Dass die meisten Hallyu-Produktionen den Sprung ins westliche Ausland nicht schaffen, kümmert in Korea niemanden. Schließlich
ist Korea neben Indien der zweite von Hollywood unabhängige Filmmarkt, der vor allem Eigenproduktionen präsentiert. Bis 2006
mussten aufgrund einer Quotenregelung mindestens 40 Prozent koreanische Filme in heimischen Kinos gezeigt werden. Infolge eines Handelsabkommens mit den USA wurde die Quote jedoch
später gesenkt.
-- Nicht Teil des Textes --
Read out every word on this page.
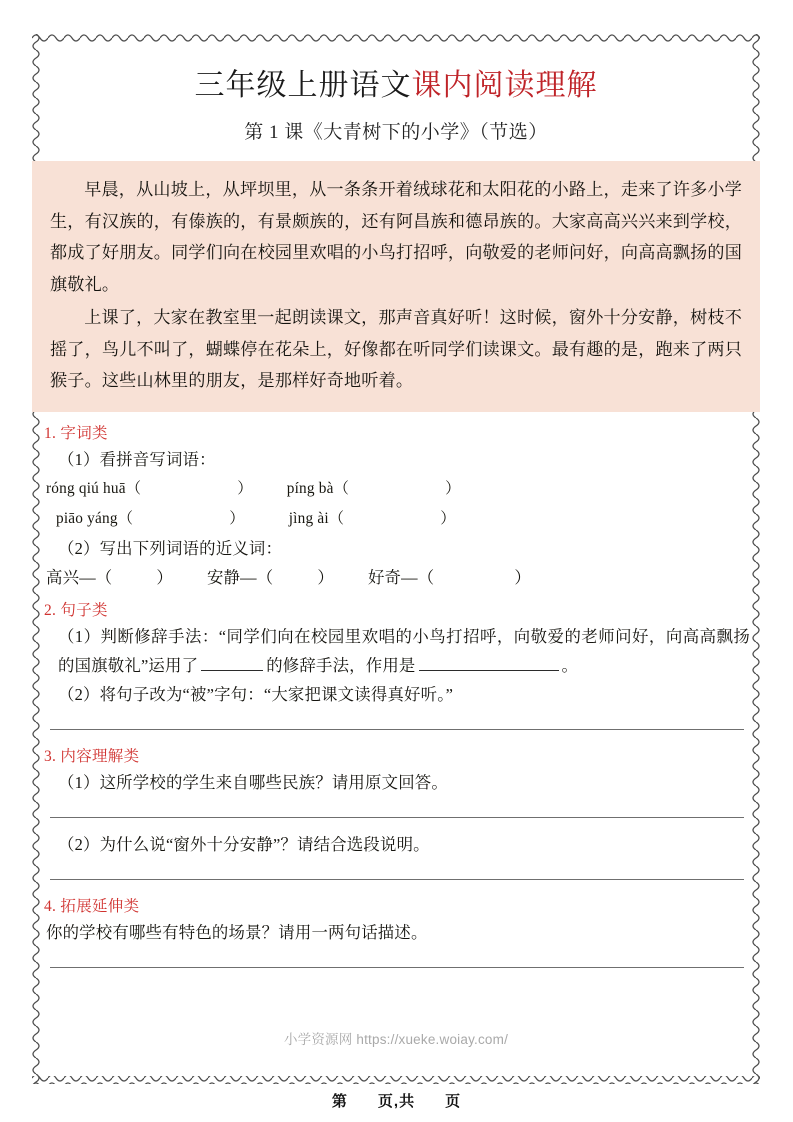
三年级上册语文课内阅读理解
第 1 课《大青树下的小学》（节选）

早晨，从山坡上，从坪坝里，从一条条开着绒球花和太阳花的小路上，走来了许多小学生，有汉族的，有傣族的，有景颇族的，还有阿昌族和德昂族的。大家高高兴兴来到学校，都成了好朋友。同学们向在校园里欢唱的小鸟打招呼，向敬爱的老师问好，向高高飘扬的国旗敬礼。

上课了，大家在教室里一起朗读课文，那声音真好听！这时候，窗外十分安静，树枝不摇了，鸟儿不叫了，蝴蝶停在花朵上，好像都在听同学们读课文。最有趣的是，跑来了两只猴子。这些山林里的朋友，是那样好奇地听着。

1. 字词类
（1）看拼音写词语：
róng qiú huā（	） píng bà（	）
piāo yáng（	）	jìng ài（	）
（2）写出下列词语的近义词：
高兴—（	） 安静—（	） 好奇—（	）
2. 句子类
（1）判断修辞手法：“同学们向在校园里欢唱的小鸟打招呼，向敬爱的老师问好，向高高飘扬的国旗敬礼”运用了	的修辞手法，作用是	。
（2）将句子改为“被”字句：“大家把课文读得真好听。”
3. 内容理解类
（1）这所学校的学生来自哪些民族？请用原文回答。
（2）为什么说“窗外十分安静”？请结合选段说明。
4. 拓展延伸类
你的学校有哪些有特色的场景？请用一两句话描述。
小学资源网 https://xueke.woiay.com/
第 页,共 页
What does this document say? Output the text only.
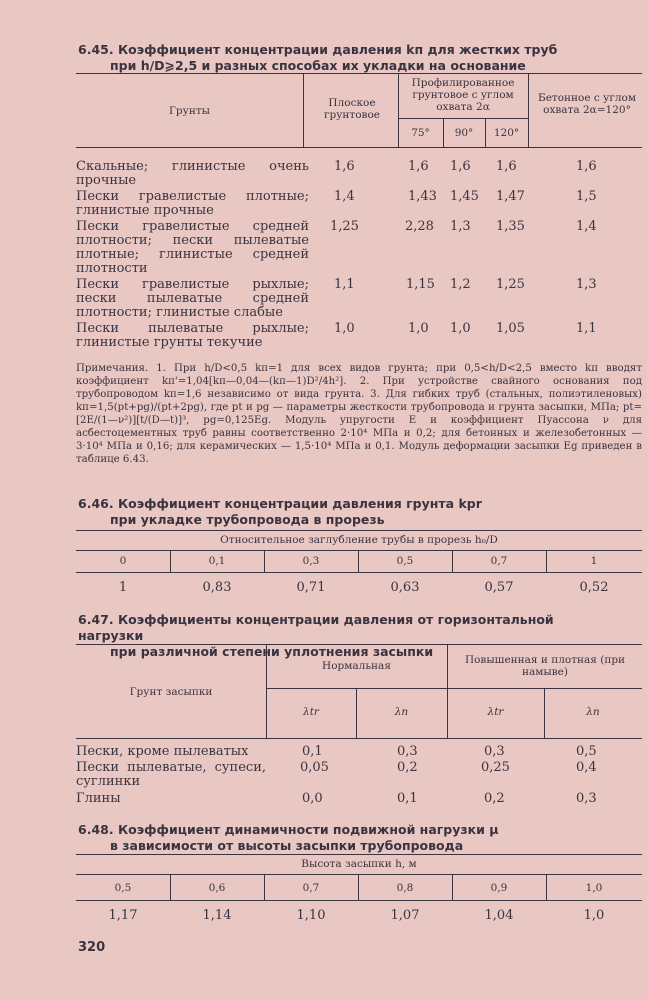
6.45. Коэффициент концентрации давления kп для жестких труб
при h/D⩾2,5 и разных способах их укладки на основание

Грунты
Плоское грунтовое
Профилированное грунтовое с углом охвата 2α
75°	90°	120°
Бетонное с углом охвата 2α=120°
Скальные; глинистые очень прочные
1,6	1,6 1,6 1,6	1,6
Пески гравелистые плотные; глинистые прочные
1,4	1,43 1,45 1,47	1,5
Пески гравелистые средней плотности; пески пылеватые плотные; глинистые средней плотности
1,25	2,28 1,3 1,35	1,4
Пески гравелистые рыхлые; пески пылеватые средней плотности; глинистые слабые
1,1	1,15 1,2 1,25	1,3
Пески пылеватые рыхлые; глинистые грунты текучие
1,0	1,0 1,0 1,05	1,1

Примечания. 1. При h/D<0,5 kп=1 для всех видов грунта; при 0,5<h/D<2,5 вместо kп вводят коэффициент kп'=1,04[kп—0,04—(kп—1)D²/4h²]. 2. При устройстве свайного основания под трубопроводом kп=1,6 независимо от вида грунта. 3. Для гибких труб (стальных, полиэтиленовых) kп=1,5(pt+pg)/(pt+2pg), где pt и pg — параметры жесткости трубопровода и грунта засыпки, МПа; pt=[2E/(1—ν²)][t/(D—t)]³, pg=0,125Eg. Модуль упругости E и коэффициент Пуассона ν для асбестоцементных труб равны соответственно 2·10⁴ МПа и 0,2; для бетонных и железобетонных — 3·10⁴ МПа и 0,16; для керамических — 1,5·10⁴ МПа и 0,1. Модуль деформации засыпки Eg приведен в таблице 6.43.

6.46. Коэффициент концентрации давления грунта kpr
при укладке трубопровода в прорезь

Относительное заглубление трубы в прорезь h₀/D
0	0,1	0,3	0,5	0,7	1
1	0,83	0,71	0,63	0,57	0,52

6.47. Коэффициенты концентрации давления от горизонтальной нагрузки
при различной степени уплотнения засыпки

Грунт засыпки
Нормальная	Повышенная и плотная (при намыве)
λtr	λn	λtr	λn
Пески, кроме пылеватых	0,1	0,3	0,3	0,5
Пески пылеватые, супеси, суглинки
0,05	0,2	0,25	0,4
Глины	0,0	0,1	0,2	0,3

6.48. Коэффициент динамичности подвижной нагрузки μ
в зависимости от высоты засыпки трубопровода

Высота засыпки h, м
0,5	0,6	0,7	0,8	0,9	1,0
1,17	1,14	1,10	1,07	1,04	1,0
320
Der Übermacht koreanischer Produktionen tut dies jedoch keinen Abbruch. Nur wenige amerikanische Blockbuster
schaffen es in die Top-Ten-Liste der koreanischen Kinohits. Europäische Filme finden nur wenige Liebhaber.
Amerikanern ist Hallyu ein Begriff – schon allein wegen der nicht unerheblichen Zahl koreanischstämmiger Amerikaner, die ebenfalls
dem Hallyu-Fieber verfallen sind. Rain gab ein gut besuchtes Konzert im New Yorker Madison Square Garden und bekam kleine
Rollen in amerikanischen Filmen. Hollywood-Studios |129| greifen ab und an koreanische Filmstoffe auf und machen Remakes koreanischer Produktionen.
Ich fand Hallyu als kulturelles Phänomen interessant, konnte aber nicht besonders viel damit anfangen. Irgendwann fiel mir
jedoch auf, dass die Hallyu-Fans unter meinen Kommilitoninnen an der Ewha wesentlich besser Koreanisch sprachen als ich. Wenn
ich sie fragte, was ihnen beim Lernen am meisten geholfen hatte, sagten sie: »Ich höre viel koreanische Musik« oder »Ich sehe
jeden Tag koreanische Serien an«. Ich dachte, es sei einen Versuch wert. Das koreanische Musikfernsehen hatte ich schon aufgegeben,
weil ich davon Albträume bekommen hatte. Auf Empfehlung koreanischer Freunde kaufte ich mir ein paar koreanische CDs, kopierte
die Musik auf meinen MP 3-Player und hörte sie mir in der U-Bahn an. Durch die schnulzigen Popballaden erschloss sich mir kein neuer Wortschatz, weil ich sehr schnell das Interesse verlor.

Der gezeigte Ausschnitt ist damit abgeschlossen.